Suppose $G$ is an infinite and locally finite graph. Are there easy conditions (and non-trivial!) conditions on $G$ guaranteeing that $$\sum_{v \in V(G)} \frac{1}{\deg v} < \infty \;\;?$$ Here $\deg v$ is just the valence of the vertex $v$.
Moreover, if this series converges, is there any interpretation of the resulting number?
If a graph has $V$ vertices, then the minimum value of your series takes place when you have a complete graph unless you want it to be possible for multiple edges to connect two nodes. Even still, if the number of edges you allow to connect two vertices is a constant, the minimum value still takes place at this modified version of a complete graph. The sum of your series is therefore $\frac{V}{k(V-1)}$, where $k$ is the maximum number of edges between any two nodes. If you allow loops from a node to itself, then the sum equals $\frac1k$. Now, for an infinite graph, we take $\lim_{V\to\infty}\frac{V}{k(V-1)}=\frac1k$. We can extend this by introducing a new variable, $c$, which indicates an "average" (assuming that the edges are distributed evenly, more on that later) of what fraction of the other nodes a node connects to. Explicitly, $c=\frac{2E}{V^2}$, which means your finite sum equals $\frac V{ck(V-1)}=\frac{V^3}{2kE(V-1)}$. This will only converge if $E=\Theta(V^2)$, but since you plan on having an infinite number of edges, as long as $c>0$, you'll be fine. This leaves us with your sum being $\frac1{ck}$. Note that lower values of $c$ yield a higher value for your sum and higher values of $k$ yield a lower value.
This, however, assumes that the edges are spread out equally among all the nodes. As a simple example, imagine a finite graph with ten nodes and ten edges.
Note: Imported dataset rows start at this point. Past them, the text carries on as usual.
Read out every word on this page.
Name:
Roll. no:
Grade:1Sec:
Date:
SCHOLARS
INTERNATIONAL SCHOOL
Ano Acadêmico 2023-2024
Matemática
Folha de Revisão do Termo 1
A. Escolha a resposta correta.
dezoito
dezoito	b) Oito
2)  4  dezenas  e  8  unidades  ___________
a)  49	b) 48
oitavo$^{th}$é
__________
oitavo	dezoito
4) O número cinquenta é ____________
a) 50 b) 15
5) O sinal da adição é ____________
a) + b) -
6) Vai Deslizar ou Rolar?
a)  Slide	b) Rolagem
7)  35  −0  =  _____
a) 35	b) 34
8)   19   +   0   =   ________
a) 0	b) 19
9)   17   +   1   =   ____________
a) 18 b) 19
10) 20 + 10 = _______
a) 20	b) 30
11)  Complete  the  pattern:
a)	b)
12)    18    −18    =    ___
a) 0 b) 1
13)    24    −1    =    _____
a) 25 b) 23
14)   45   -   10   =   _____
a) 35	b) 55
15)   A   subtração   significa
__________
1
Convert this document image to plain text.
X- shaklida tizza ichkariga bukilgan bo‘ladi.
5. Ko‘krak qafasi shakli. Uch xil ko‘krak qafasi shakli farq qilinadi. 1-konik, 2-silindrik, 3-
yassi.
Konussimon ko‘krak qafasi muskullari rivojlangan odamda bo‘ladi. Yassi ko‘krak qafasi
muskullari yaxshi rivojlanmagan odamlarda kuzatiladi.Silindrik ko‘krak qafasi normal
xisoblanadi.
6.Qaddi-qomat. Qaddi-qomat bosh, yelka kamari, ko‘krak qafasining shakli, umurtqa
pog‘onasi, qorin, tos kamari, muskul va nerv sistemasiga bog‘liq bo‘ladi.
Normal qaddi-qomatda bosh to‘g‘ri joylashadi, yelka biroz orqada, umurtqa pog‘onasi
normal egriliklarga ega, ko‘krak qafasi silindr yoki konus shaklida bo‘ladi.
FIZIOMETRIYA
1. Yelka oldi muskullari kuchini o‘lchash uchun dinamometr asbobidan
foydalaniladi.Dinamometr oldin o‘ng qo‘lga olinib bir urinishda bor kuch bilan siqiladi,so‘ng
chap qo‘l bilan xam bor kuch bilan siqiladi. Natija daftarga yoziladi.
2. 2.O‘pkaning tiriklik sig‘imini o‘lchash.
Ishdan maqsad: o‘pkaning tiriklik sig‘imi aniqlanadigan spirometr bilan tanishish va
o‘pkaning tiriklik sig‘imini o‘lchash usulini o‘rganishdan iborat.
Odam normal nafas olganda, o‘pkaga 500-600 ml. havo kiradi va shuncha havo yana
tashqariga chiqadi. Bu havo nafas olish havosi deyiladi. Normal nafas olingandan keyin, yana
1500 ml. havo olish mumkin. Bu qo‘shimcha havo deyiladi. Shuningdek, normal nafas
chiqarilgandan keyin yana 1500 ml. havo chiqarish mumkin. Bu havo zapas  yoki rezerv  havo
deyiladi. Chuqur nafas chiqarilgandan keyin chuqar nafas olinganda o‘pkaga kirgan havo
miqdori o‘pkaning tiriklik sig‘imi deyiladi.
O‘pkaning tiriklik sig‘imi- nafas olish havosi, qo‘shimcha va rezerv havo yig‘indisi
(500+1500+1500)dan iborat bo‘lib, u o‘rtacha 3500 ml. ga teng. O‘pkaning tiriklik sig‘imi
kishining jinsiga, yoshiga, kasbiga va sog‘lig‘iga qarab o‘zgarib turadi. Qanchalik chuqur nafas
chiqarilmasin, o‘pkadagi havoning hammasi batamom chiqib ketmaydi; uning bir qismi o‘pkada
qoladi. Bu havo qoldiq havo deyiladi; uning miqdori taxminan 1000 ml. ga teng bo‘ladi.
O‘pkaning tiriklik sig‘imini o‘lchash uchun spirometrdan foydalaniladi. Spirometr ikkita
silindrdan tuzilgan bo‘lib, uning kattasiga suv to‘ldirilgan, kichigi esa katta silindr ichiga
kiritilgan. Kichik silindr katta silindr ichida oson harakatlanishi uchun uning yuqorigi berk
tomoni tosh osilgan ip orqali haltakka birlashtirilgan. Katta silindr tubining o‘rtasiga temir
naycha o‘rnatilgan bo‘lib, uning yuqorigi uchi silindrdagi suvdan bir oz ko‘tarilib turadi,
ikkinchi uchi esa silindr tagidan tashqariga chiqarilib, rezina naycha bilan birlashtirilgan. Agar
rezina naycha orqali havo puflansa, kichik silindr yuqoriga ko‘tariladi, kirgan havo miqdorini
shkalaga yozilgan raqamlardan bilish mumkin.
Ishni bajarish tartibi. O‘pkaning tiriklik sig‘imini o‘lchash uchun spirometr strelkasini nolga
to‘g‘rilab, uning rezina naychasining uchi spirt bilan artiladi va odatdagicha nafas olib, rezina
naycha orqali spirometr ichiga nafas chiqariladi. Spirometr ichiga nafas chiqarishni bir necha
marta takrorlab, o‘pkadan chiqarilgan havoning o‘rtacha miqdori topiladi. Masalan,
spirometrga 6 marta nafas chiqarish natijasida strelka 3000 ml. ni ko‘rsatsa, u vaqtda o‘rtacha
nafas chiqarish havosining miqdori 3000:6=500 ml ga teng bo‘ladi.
For all connected graphs like this $c=\frac15$ and $k=1$. If the graph was a cycle, the sum would equal $5$. If the graph was instead this:
The sum would be $\frac{73}9=8\frac19$. This shows us that the less even the distribution of vertices on the graph is, the higher the sum. In other words, if you can express the number of edges as a function of the number of vertices, the difference between the sum and $\frac V{ck(V-1)}=\frac{V^3}{2kE(V-1)}$ will measure how unevenly spread the edges are. This will only be a problem, however, if you have an infinite number of nodes that have a finite number of neighbors.
A fun infinite graph that I can think of is this one:
which you can generate by creating adding a row with double the number of nodes in the row before it and connecting every node in every row with the node below it. The number of edges between the $n-1^{th}$ and the $n^{th}$ row is $2^n2^{n-1}=2^{(n-1)n}$, so the total number of edges of the $n^{th}$ partial graph is $$\sum_{k=0}^n2^{k(k+1)}>2^{n^2}$$ The total number of vertices is $$\sum_{k=0}^{n+1}2^k=2^{n+2}$$ which means this converges. I have no idea how to find a partial sum for the number of edges, so I just used a pretty good lower bound. Regardless, the number of edges would be so far above the number of vertices that your sum would go to zero if the edges were distributed evenly. This graph, however, does not distribute the edges evenly. A node in row $k$ touches exactly $2^{k-1}+2^{k+1}$ other nodes, and there are $2^k$ nodes in each row. Your sum would be $$\frac12+\sum_{k=1}^\infty\frac{2^k}{2^{k-1}+2^{k+1}}=\frac12+\sum_{k=1}^\infty\frac{2^k}{2^{k-1}(1+2^2)}=\frac12+\sum_{k=1}^\infty\frac25=\infty$$
This should make sense because a node in any finite row touches a finite number of nodes. With the way these nodes are organized, none of them touch a non-zero fraction of the nodes.
Finally, let's look at an infinite graph with an uneven distribution of edges. Let's say that, in this infinite graph, half the nodes touch half the nodes and half the nodes touch a third of the nodes. Other than that, all edges are spread out as equally as possible. This is what a finite version of that graph would look like
The fraction of nodes an average node touches is $$\frac12\cdot\frac12+\frac12\cdot\frac13=\frac5{12}$$ and so, a perfectly even graph would have a sum of $\frac{12}5$. This graph, however, would have a sum of $$\frac12\cdot\frac1{\frac13}+\frac12\cdot\frac1{\frac12}=\frac12\cdot(3+2)=\frac52$$ The difference of $\frac1{10}$ indicates the unevenness of the graph. I feel like you can make a continuous version of what I did in the last line of math, but I don't see how right now.
Summary: For your sum to converge, you must have only a finite number of nodes with finite degree and every other node must touch at least a nonzero fraction of all other nodes. The interpretation of the sum given some relationship between the number of vertices and the number of edges is the unevenness of the graph when compared to a graph with all edges spread out evenly among all nodes.
Quick P.S. This only applies for connected graphs as one unconnected node leads to a diverging sum.